Report Calls on States to Enact Student Loan Borrower Protections

A non-profit organization focused on student loans and higher education is calling on Massachusetts and all states to enact legislation aimed at protecting student loan borrowers “from profit-seeking predatory actors.”

The Hildreth Institute released a report this month calling on Massachusetts to follow 10 other states that have enacted their own Student Loan Bills of Rights or appointed student loan ombudsmen to work with individuals who have student loans on “exploring repayment options, applying to income-driven plans, avoiding or getting out of default, ending wage garnishments, and tax refund interceptions or benefits offsets.”

States must step up to protect stunned loan borrowers because the federal government is failing to do so, the report concludes. Student loan servicer do not have the individual’s best interests in mind and instead are driven by profits and not making sure that individuals are given the best repayment options.

“In the face of federal refusal to regulate the loan servicing industry, ​states have no choice but to enact their own Student Loan Bills of Rights to protect their student loan borrowers from profit-seeking predatory actors,” the report concludes.
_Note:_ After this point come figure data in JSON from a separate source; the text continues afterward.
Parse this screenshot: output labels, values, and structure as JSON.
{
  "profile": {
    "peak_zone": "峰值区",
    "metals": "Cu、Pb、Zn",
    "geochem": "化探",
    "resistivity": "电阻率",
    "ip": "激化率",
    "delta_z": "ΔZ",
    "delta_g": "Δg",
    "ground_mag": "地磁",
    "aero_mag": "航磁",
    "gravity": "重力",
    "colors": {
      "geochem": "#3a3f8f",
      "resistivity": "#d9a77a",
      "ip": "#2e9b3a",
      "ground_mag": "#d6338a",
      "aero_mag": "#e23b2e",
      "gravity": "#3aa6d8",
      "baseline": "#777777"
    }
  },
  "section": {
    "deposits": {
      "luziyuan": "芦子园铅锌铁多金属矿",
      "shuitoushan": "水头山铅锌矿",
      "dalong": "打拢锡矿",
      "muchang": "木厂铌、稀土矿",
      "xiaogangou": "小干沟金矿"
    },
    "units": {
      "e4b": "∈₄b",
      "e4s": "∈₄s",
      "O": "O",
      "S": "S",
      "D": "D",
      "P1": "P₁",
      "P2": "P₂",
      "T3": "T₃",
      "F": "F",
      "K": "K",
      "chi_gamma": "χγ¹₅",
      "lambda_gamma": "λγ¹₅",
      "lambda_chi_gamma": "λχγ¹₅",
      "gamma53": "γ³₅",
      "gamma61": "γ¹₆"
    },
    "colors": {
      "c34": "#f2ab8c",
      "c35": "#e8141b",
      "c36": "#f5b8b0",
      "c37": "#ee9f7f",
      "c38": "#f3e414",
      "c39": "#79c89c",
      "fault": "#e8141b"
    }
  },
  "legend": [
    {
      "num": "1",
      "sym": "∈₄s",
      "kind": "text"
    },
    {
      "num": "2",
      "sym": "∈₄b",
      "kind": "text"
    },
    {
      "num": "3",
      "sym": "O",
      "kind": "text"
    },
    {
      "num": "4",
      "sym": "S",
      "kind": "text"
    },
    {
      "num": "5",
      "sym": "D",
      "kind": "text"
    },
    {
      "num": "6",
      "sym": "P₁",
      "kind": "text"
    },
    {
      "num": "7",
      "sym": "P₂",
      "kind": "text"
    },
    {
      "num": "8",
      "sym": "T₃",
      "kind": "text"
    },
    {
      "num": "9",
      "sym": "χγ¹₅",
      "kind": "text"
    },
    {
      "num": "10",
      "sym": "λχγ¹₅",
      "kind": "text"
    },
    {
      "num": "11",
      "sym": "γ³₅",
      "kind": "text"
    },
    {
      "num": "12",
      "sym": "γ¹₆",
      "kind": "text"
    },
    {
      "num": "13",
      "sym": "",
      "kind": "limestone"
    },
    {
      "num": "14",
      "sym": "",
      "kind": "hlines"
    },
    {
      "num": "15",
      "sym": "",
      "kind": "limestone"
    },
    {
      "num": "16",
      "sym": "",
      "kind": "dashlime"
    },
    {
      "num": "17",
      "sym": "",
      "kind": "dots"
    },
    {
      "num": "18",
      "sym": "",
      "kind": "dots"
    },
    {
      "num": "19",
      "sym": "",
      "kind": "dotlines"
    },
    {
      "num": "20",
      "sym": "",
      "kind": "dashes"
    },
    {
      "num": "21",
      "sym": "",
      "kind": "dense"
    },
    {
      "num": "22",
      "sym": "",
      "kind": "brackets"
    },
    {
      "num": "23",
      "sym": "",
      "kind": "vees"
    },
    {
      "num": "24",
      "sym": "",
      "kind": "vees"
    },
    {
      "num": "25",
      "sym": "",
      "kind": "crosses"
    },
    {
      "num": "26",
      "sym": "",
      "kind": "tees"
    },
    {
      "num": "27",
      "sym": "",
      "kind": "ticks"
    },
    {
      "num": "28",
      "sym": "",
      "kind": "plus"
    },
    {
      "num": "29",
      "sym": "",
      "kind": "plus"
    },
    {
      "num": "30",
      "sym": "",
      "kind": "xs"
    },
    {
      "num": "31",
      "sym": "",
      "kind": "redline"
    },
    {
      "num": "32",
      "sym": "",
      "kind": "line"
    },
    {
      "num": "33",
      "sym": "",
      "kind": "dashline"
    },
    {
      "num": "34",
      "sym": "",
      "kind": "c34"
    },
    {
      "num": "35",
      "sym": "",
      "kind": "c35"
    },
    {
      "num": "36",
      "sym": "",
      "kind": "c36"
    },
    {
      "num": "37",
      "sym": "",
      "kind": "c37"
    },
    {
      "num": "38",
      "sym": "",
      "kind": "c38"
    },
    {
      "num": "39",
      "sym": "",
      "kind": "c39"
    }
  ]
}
The report also includes a state-by-state breakdown of their activity in enacting legislation that regulate the student loan industry. Ten states — Colorado, Connecticut, Illinois, Maine, Maryland, Nevada, New Jersey, New York, Washington, and Washington, D.C. — have enacted some form of legislation, either by creating a student loan bill of rights, a student loan ombudsman, or some other form of protection, and another 13 are considering similar legislation, according to the report.